Until now, he thought he could intimidate the state prosecution’s legal team into a plea deal that would allow him to remain in office – and without any jail time – simply by scoring points in the trial. And he has scored many points.

Chances are, he will be acquitted of the worst charge of bribery in Case 4000, the Walla-Bezeq media bribery affair.

His defense team had blown several rage holes in that case, which requires proving different issues at once.

Very likely Netanyahu will be convicted in case 1000

Judge Moshe Baram may even vote to acquit him in Case 1000 – the Illegal Gifts Affair – and Case 2000, as well as the Yediot Aharonot-Israel Hayom attempted media bribery affair.

What has become clear during cross-examination, however, is that it is very likely that Netanyahu will be convicted of breach of trust by the other two judges in Case 1000. He simply has not provided as strong a narrative as the multiple witnesses brought by the prosecution, and he admits most of the basic facts, challenging only whether his intent was criminal.

Furthermore, Netanyahu may be convicted in Case 4000 of the minor charge of breach of trust, which has a much lower standard of proof than bribery.

If he gets two convictions, even minor, a 2-1 majority of the panel may rule that he is banned from public office, and, theoretically, he could even get some amount of jail time.
That means his chances of a plea deal from the state prosecution, just based on the progress at trial, have dropped considerably in recent months.

On the flip side, Netanyahu is in his strongest position, exerting pressure over the legal establishment more broadly.

The High Court just left  Baharav-Miara out to dry in the grand legal battle over who will probe the Tomer-Yerushalmi case, ceding the power to choose the prosecutor to her arch enemy, and Netanyahu lieutenant, Justice Minister Yariv Levin.

She may dodge this bullet, and it may be a one-time exception, leaving her all of her authorities and her time in office, which is set to run through early 2028.

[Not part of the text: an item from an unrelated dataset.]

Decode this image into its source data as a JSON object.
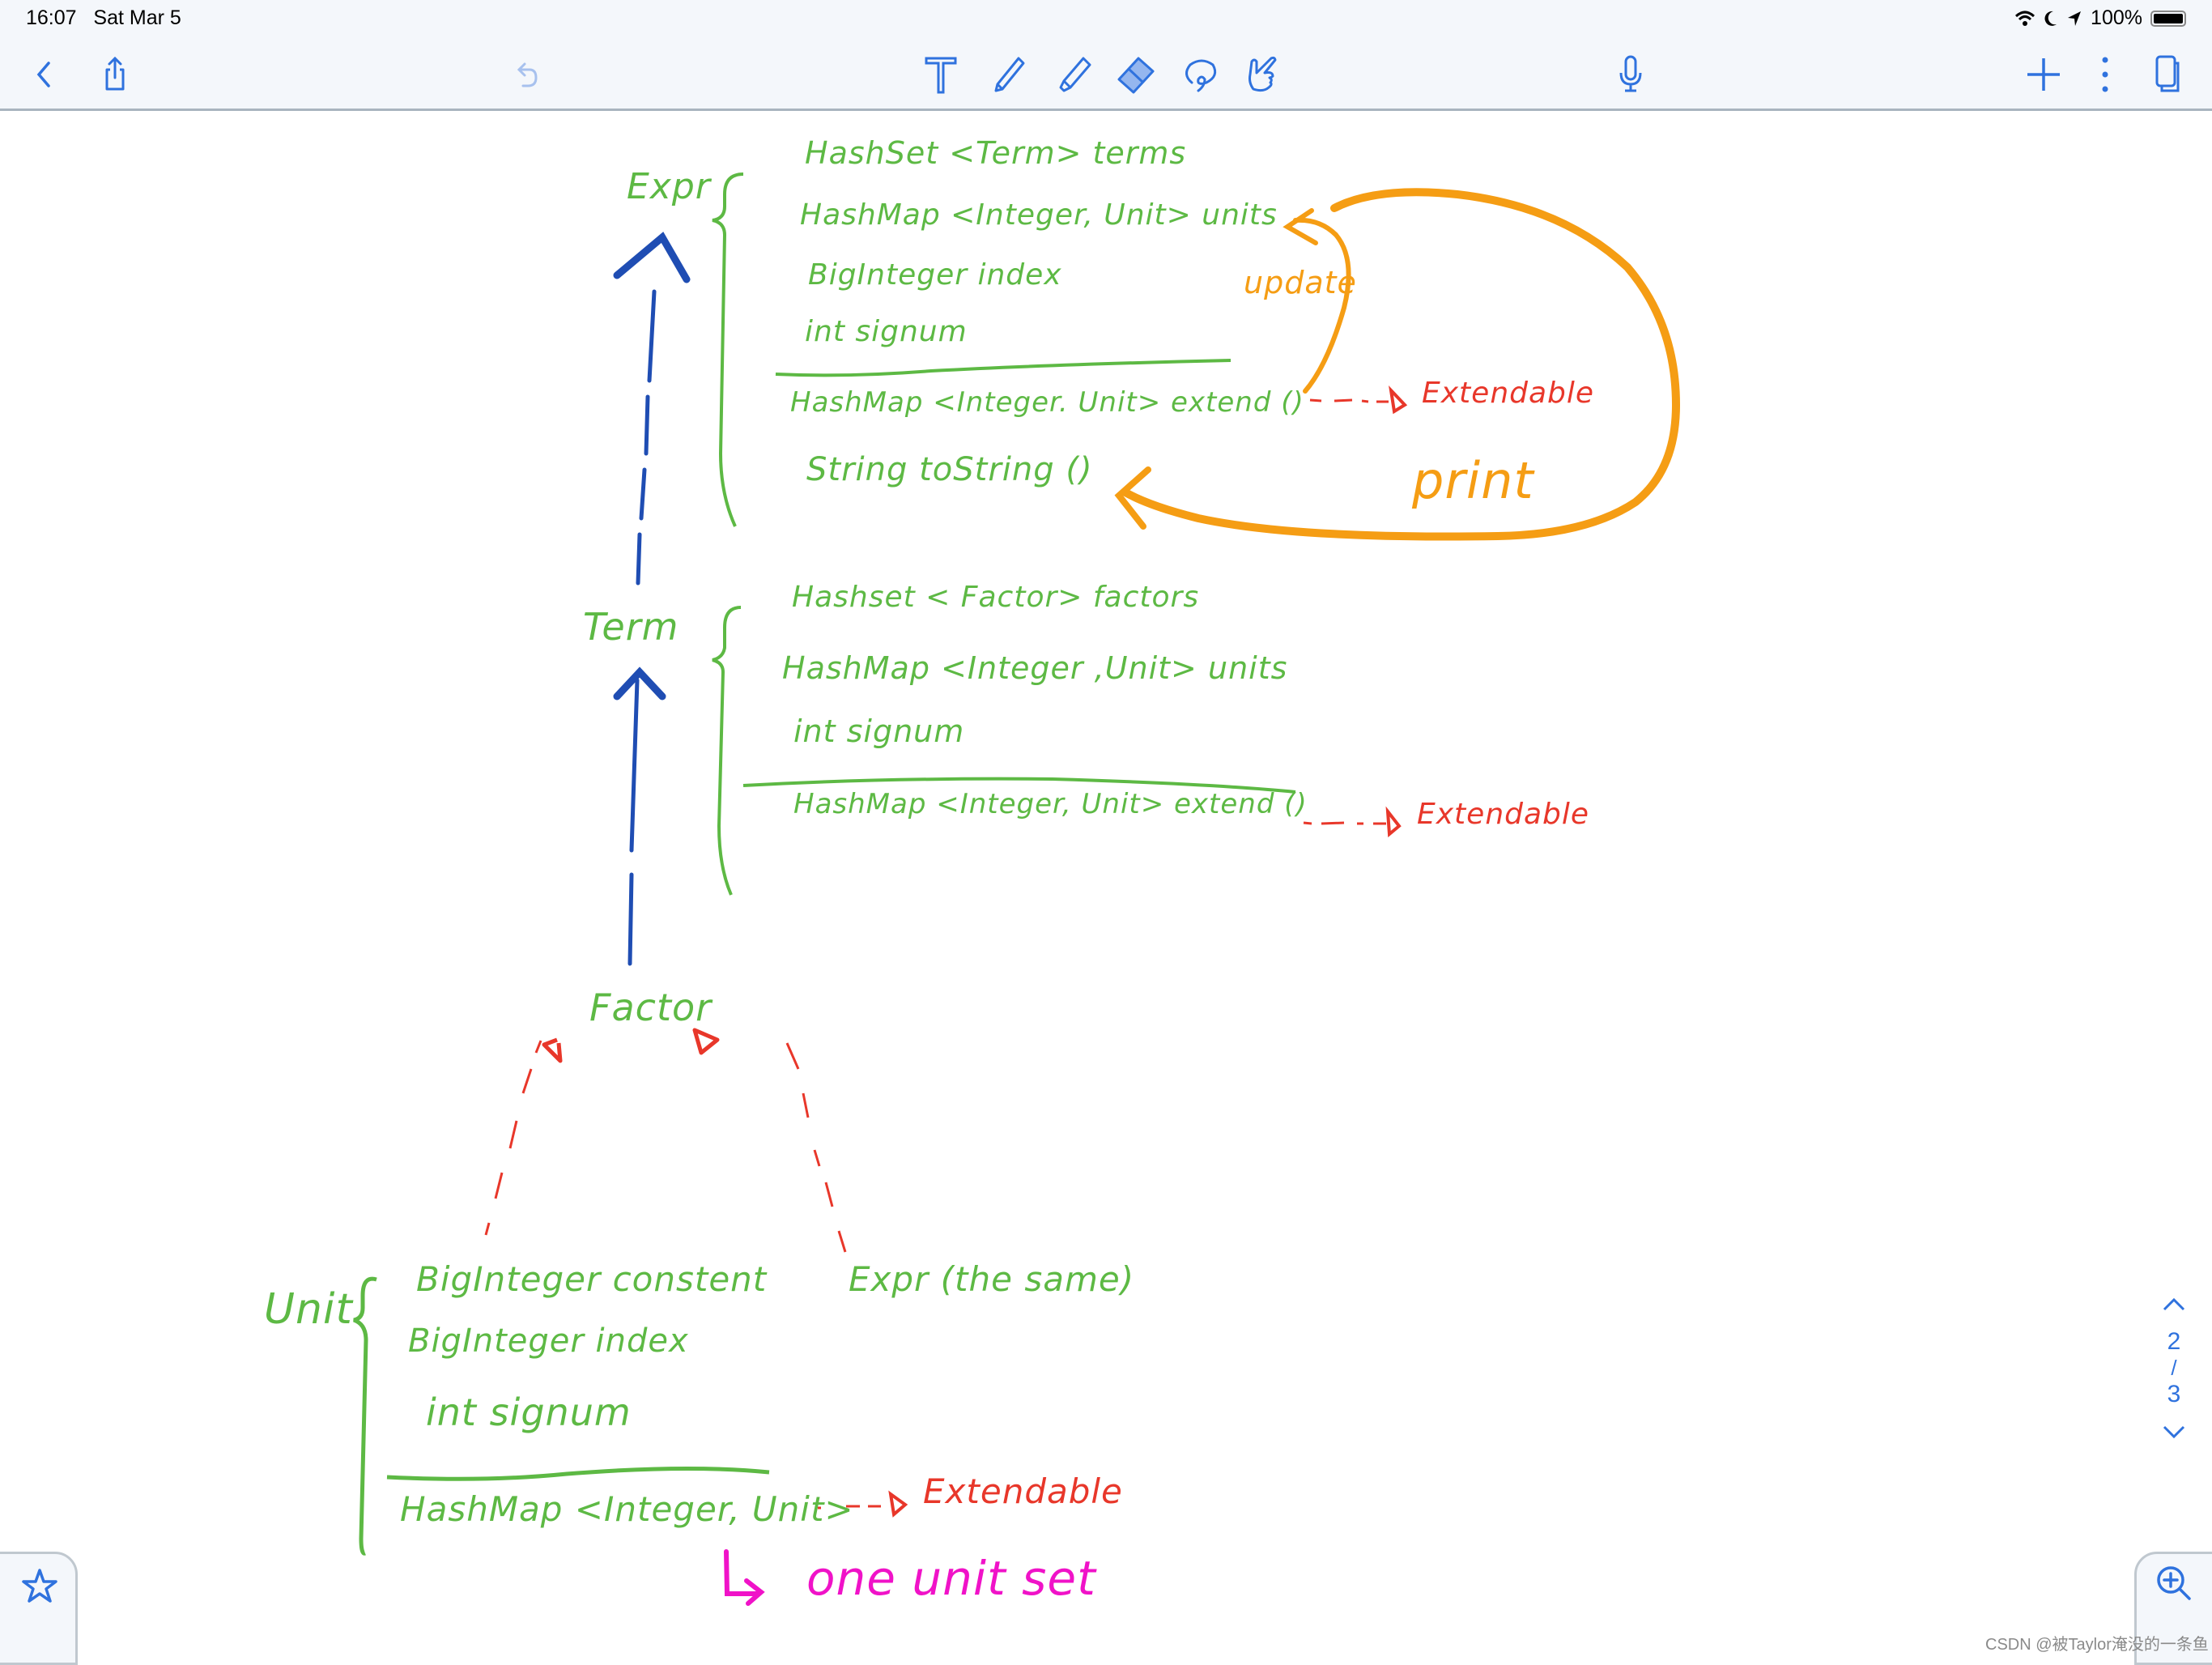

On the other hand, that probe could unravel her authority further if there is any evidence that she helped Tomer-Yerushalmi cover up her own scandal – no one has presented any evidence to support this to date – as opposed to just not realizing that the former IDF chief lawyer lied to everyone.

But regardless of whether she can dodge that bullet, the High Court choosing to distance itself from her request to keep the probe within the state prosecution was a fundamental turning point –  and potentially even a breakup of sorts.

It was as if the High Court said: We want to be on your side, but you got tangled in something, and we need to save our own authority first.

All of this comes as Netanyahu and Levin have spent an extensive period delegitimizing Supreme Court President Yitzhak Amit as they are trying to move forward with a potentially politicized government committee to probe the October 7 massacre.

In a not-so-veiled offer, Netanyahu said: “Let me have a pardon, and I will turn down the pressure on the legal establishment.”

What exactly that would mean – whether firing or restraining Levin, restoring legitimacy to Amit and suspending further judicial-overhaul issues, or even agreeing to negotiate changes to overhaul issues that his government has already passed – is an interesting theoretical question.

Herzog will want to grant the pardon if he can find a legal way to do so. He has wanted to pardon Netanyahu and end the case for years.

Whether he will do so without approval from Baharav-Miara or the High Court is another open question.

There are also other scenarios in which Baharav-Miara and the High Court negotiate indirectly with Netanyahu through Herzog to reach a plea deal, which allows for a pardon and resolves the judicial-overhaul crisis.

Then again, Baharav-Miara may stick to her guns. In that case, Herzog would probably need to take a pass or risk approving the pardon – only to have it overturned by the High Court
One way or another, Netanyahu has forced the issue, seeing this as both his weakest and strongest moment – and the consequences for the country now and deep into the future are practically beyond description.